Passons aux faits établis, car cette simulation a existé — et rarement un grief de propagande aura visé un objet aussi méticuleusement documenté.
Han Kuang 42, le plus grand exercice militaire annuel taïwanais, s’est tenu du 5 au 14 août 2026, dix jours, couplé à des exercices de « résilience urbaine ».
Pour la première fois en 42 éditions, le dispositif a inclus un ralentissement volontaire de l’internet mobile civil.
Deux créneaux de 30 minutes.
Pas un de plus.
Le lundi 10 août, de 14 h 30 à 15 heures, dans le centre de l’île : Taichung, Miaoli, Changhua, Nantou, Yunlin, la ville et le comté de Chiayi.
Le jeudi 13 août, même demi-heure, dans le nord : Taipei, Nouveau Taipei, Keelung, Taoyuan, la ville et le comté de Hsinchu, Yilan.

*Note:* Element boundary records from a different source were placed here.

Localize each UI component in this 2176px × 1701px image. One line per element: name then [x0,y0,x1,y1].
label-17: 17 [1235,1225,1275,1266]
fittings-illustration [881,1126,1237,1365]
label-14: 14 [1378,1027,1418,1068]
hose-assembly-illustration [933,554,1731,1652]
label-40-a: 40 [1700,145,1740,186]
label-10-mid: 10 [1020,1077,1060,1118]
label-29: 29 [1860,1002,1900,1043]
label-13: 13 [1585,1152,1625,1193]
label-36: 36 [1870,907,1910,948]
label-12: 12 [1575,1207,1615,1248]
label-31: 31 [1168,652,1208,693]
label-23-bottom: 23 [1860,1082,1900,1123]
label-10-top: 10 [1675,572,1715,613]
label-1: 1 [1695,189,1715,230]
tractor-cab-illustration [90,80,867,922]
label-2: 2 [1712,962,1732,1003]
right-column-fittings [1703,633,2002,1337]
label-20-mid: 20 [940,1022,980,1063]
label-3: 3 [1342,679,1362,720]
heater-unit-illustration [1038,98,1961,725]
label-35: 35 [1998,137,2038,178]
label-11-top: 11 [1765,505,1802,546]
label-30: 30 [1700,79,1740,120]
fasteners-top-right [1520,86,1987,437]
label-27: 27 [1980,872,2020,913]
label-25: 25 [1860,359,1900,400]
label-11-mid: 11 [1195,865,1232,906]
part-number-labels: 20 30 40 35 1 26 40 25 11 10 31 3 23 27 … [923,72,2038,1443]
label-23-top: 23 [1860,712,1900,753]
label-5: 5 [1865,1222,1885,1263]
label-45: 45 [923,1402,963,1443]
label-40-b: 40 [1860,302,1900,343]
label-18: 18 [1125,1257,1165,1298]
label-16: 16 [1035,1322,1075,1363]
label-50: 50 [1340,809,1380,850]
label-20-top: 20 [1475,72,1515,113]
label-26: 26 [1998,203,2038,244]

14 circonscriptions au total, environ 16 millions de personnes — de l’ordre de 70 % de la population de l’île, selon les estimations de presse spécialisée consignées au registre.
Ce qui a ralenti, et ce qui n’a jamais cessé
Pendant ces deux demi-heures, les trois grands opérateurs de l’île ont plafonné la donnée mobile à 256 kilobits par seconde.
Environ 1 % des débits habituels de la 4G et de la 5G.
Assez pour un texto.
Pas assez pour une vidéo, un paiement mobile, une application de livraison.
Mais les appels vocaux ont fonctionné sans interruption, les SMS aussi, et les lignes d’urgence, les guichets automatiques, les feux de circulation, l’internet fixe et le Wi-Fi n’ont jamais été touchés — ils reposent sur des infrastructures séparées.
« Coupure de réseau », donc, est déjà un cadrage : il n’y a pas eu de coupure, il y a eu un ralenti, calibré, borné, réversible.
La nuance n’est pas cosmétique.
Une coupure prive d’appel d’urgence ; un ralenti à 256 kilobits laisse passer l’appel, le texto, l’alerte gouvernementale — exactement ce qu’un plan de défense civile veut préserver en priorité quand la bande passante devient une ressource de guerre.
Annoncé, daté, cartographié — à l’avance
Surtout, rien de tout cela n’a surpris personne.
Dès la fin juillet, la Commission nationale des communications taïwanaise avait publié les dates, les heures, les zones et les débits ; la presse de l’île en avait fait ses gros titres trois semaines avant le premier ralenti.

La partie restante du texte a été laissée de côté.